Expiring fixed-term contracts represent a $300 billion market between now and next year with states representing the predominant utilizers of this strategy in the areas of operations and maintenance, technology and telecommunications, construction, and professional services. Finally, cooperative purchasing (counting the national organizations) is expected to grow from a $50 billion market in 2021 to over $60 billion by 2025. Coops are widely used by cities, counties, states and independent school districts. Purchasing for construction, operations and maintenance, technology and telecom, and transportation represent roughly 90% of all coop sales.
The Impacts of Federal Stimulus Funding on State and Local Contracting and Bids
Finally, we have the lingering question of more federal stimulus for the SLED market. Several prominent organizations initially presented fairly large estimates of impact based on earlier national economic forecasts and available government data at the time. However, more recent evidence suggests that at least the state government portion of the picture has improved.
Many states were not hit as hard by revenue downturns related to the COVID-19 pandemic as originally expected. The National Association of State Budget Officials (NASBO) is expecting fiscal year 2021 general fund spending to decline to -1.1%, down from the post-Great Recession peak growth rate of 5.5% (2019). Compare this to the Great Recession when spending declined from a peak growth rate of 9.4% (2007) to -5.7% (2010). Because of this new evidence, the argument for a comprehensive unrestricted SLED stimulus package is presumably dead. But our bid research, as well as employment data points to worse declines outside of state government. This leaves open the possibility of smaller-scale and more targeted funding to assist other areas of SLED where funding gaps that can be proven are more serious.

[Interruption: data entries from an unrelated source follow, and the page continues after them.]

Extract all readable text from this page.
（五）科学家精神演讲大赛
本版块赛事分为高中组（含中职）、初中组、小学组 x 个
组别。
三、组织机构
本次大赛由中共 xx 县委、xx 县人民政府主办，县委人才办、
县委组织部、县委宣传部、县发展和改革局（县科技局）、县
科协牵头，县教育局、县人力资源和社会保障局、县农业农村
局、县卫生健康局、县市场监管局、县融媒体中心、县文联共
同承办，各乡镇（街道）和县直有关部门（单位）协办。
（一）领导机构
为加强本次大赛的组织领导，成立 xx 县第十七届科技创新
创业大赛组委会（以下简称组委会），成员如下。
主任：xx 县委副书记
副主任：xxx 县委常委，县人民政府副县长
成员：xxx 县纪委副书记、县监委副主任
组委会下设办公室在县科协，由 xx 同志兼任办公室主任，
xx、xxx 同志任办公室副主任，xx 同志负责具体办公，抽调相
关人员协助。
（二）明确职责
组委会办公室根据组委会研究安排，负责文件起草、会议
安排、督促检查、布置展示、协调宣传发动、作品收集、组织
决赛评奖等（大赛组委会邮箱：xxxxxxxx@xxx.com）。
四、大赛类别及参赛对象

There are two major components of the SLED market where stimulus funding could potentially be feasible. The first is K-12 education. Remote learning is not going to be sustainable over the long term for moderate to lower income households and those with a single parent. Some form of on-premises learning must resume by fall of this year. Combined FY 2021 aid to K-12 schools from COVID-related stimulus totaled $67 billion, which was more than was allocated to any other part of the SLED sector. More will have to come to get K-12 schools back on site, and this might be one of a few areas with the potential for broad bipartisan support.
The other area of concern is mass transit, which has seen its ridership reduced by as much as 70% during the pandemic and would require a major infusion to sustain it as it ramps up services and slowly regains ridership. Unfortunately, this is an area with much less bipartisan support.
The outlook for the SLED market for 2021 is positive. Some corners of the market, such as mass transit, will remain in the danger zone, but much is yet to be sorted out as new leadership takes the reigns in Washington. Deltek’s existing resources, such our Administration Transition Resource Center, will track the SLED market rebound every step of the way.